Elaina Gross, freshman
I read the article about mental illness and being sick, depression and disorder. I liked the article because I understand the point where Nelson is coming from about all these different illnesses or disorders. I liked how they use lots of examples too. For example, teachers or peers not being or giving enough help or not enough attention, they aren’t communicating enough with the students. I understand the points that Nelson makes with kids with mental illness or disorder being treated differently and that that alienates them. Nelson also mentions a 504 plan for students with medical conditions. Nelson said that if the teachers or parents communicate better with these students about these problems or illnesses, then kids would know the options of receiving the help they need. I like how Nelson used other students that respond on how they treat kids with mental illness or how they feel toward them. The article is very bright and I enjoyed reading it.

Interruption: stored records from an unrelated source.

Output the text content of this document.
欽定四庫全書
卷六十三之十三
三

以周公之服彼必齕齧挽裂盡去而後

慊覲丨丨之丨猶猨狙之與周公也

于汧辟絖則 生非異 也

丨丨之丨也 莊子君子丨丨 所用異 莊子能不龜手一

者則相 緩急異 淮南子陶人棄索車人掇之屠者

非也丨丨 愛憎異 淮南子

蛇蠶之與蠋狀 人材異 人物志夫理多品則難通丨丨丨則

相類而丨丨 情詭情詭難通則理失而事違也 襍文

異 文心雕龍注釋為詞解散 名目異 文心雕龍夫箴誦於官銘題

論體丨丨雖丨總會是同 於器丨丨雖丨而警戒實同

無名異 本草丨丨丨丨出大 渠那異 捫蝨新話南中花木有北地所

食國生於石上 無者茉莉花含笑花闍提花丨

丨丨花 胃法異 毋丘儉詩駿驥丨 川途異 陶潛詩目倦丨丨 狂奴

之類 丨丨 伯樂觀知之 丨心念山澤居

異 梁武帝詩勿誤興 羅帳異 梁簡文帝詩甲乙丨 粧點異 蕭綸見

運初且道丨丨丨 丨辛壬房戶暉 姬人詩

Shatonia Anderson, freshmen
In this edition of Knightlife (Issue 4), I read the mental illness article by Raili Nelson. I always think it is important to inform people about what people are dealing with in our school. I appreciate the regular reports on important topics like gun control, mental illnesses, and bullying. To further better the newspaper, I would include more deep topics that people can question and relate to. I also appreciate the amount of effort it takes to come out with these articles. I’m looking forward to the next edition and the conversations that will occur in this newspaper.